When a large company acquires a smaller company, there can be a kind of “bear hug embrace” that can provoke a shock in the smaller entity, Cannon said, but that hasn’t been the case at Diamond V. “We want every one of our team members to remain here,” he said. “We’re going to great lengths to make sure that they see an opportunity to continue, which they all do. We have in our plan for 2018 to add 49 team members worldwide to the Diamond V team.”
Construction of a second plant at Diamond V’s south campus is also underway, with startup expected in early 2019. Future plant expansions are also expected to be in Cedar Rapids, Cannon said, citing the availability of a good supplier base that would be hard to replicate in other locations and ample space to grow on its existing campus.
“The transaction wasn’t done to wring out cost synergies by job eliminations or reducing what we do for the community in Cedar Rapids,” Cannon said. “The intent is to do more – to add more team members, to do more for the community, to expand our manufacturing, to increase our research and development. That’s the benefit we get from our merger with Cargill, that we have more resources to accelerate our growth.”
Anatomy of an acquisition
The deal announced last October follows a decades-long business relationship between the two companies. Cargill had long been a supplier of ingredients used by Diamond V from its local processing plants in Cedar Rapids, Cannon said, and had also been a longtime consumer of Diamond V’s products. Cargill approached the Bloomhall family, which founded and owns Diamond V, to see if there were opportunities for expanding their relationship.

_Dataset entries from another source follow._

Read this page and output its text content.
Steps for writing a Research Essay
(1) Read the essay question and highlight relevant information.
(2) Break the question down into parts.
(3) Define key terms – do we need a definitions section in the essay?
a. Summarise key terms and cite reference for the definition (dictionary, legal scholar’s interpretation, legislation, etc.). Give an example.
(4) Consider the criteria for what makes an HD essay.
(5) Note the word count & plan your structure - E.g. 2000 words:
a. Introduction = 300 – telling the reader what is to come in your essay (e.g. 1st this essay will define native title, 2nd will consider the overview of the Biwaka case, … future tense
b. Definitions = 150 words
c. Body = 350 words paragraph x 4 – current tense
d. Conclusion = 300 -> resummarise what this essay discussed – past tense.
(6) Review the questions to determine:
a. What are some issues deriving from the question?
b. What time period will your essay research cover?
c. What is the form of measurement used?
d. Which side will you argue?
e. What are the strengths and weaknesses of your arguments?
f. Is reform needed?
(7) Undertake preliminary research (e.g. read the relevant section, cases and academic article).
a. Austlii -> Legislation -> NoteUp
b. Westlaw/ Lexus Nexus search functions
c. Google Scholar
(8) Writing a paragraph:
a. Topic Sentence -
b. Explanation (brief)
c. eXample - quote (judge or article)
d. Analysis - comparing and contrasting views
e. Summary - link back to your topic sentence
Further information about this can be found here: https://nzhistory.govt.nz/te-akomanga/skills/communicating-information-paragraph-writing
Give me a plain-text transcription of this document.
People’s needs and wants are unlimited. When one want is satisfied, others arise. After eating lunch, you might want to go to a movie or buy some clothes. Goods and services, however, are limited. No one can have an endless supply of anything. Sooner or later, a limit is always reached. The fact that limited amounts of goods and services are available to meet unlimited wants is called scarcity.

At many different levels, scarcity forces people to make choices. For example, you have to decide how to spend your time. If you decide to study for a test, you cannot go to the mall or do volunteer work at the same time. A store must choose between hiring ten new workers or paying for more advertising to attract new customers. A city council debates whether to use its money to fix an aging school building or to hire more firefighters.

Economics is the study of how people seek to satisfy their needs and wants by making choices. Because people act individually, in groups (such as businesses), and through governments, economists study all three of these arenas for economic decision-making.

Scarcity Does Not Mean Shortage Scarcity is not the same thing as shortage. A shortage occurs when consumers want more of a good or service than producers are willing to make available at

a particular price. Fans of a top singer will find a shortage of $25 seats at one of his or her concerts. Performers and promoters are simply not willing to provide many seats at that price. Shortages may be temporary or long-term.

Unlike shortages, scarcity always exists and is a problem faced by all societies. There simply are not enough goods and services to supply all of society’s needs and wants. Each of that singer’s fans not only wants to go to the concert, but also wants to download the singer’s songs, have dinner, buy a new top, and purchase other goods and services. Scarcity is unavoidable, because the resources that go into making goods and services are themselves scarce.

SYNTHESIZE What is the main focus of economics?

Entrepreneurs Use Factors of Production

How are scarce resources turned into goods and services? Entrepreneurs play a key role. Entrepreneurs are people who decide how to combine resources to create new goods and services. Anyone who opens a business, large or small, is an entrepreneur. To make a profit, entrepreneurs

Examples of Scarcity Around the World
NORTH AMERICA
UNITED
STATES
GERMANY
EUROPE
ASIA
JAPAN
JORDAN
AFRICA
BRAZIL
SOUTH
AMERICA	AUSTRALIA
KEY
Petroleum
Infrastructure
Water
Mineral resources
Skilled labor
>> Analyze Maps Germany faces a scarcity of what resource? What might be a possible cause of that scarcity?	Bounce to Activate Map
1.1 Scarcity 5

Cannon said Cargill was looking at a variety of suppliers and considering new relationships during that period, to see where it might enlist capabilities that fit the company’s vision of the future. That vision is one of sustainability, healthy food ingredients, animal health and preserving the environment, he added.
The discussions began with a broad set of options that included partnerships and joint ventures, but within about 18 months, they narrowed to the goal of acquiring Diamond V.
The same strategy led to another 2017 acquisition for Cargill: Austria-based Delacon, a pioneering supplier of phytogenic animal feed ingredients. Phytogenic products, made from functional plantbased substances, have been demonstrated to improve the growth of livestock without antibiotics.
Diamond V has already begun R&D collaborations with both Cargill and Delacon to find ways of creating better products using shared technologies, Cannon said. Cargill is also excited about the potential for EpiCor, a human health supplement from Diamond V’s Embria Health Science business, which is seen as a good fit for Cargill’s own supplement business.
While acquisitions often turn out differently than expected, Cannon sees a good omen in the company’s strikingly similar corporate cultures.
“Our core values statements are almost identical,” he noted.
The family ownership of both businesses is a big part of the cultures, and Cannon saw it on display during the second week of January when Cargill Chairman and CEO David MacLennan, along with three board members from the Cargill family, came to visit Diamond V in Cedar Rapids. They met with brothers Bill and John Bloomhall, and with Paul Faganel, Bill’s son-in-law, who led Embria Health Sciences.
“It was amazing to see the chemistry and discussion that these two iconic families enjoyed, not only in their vision for the company but their vision for the future,” Cannon said.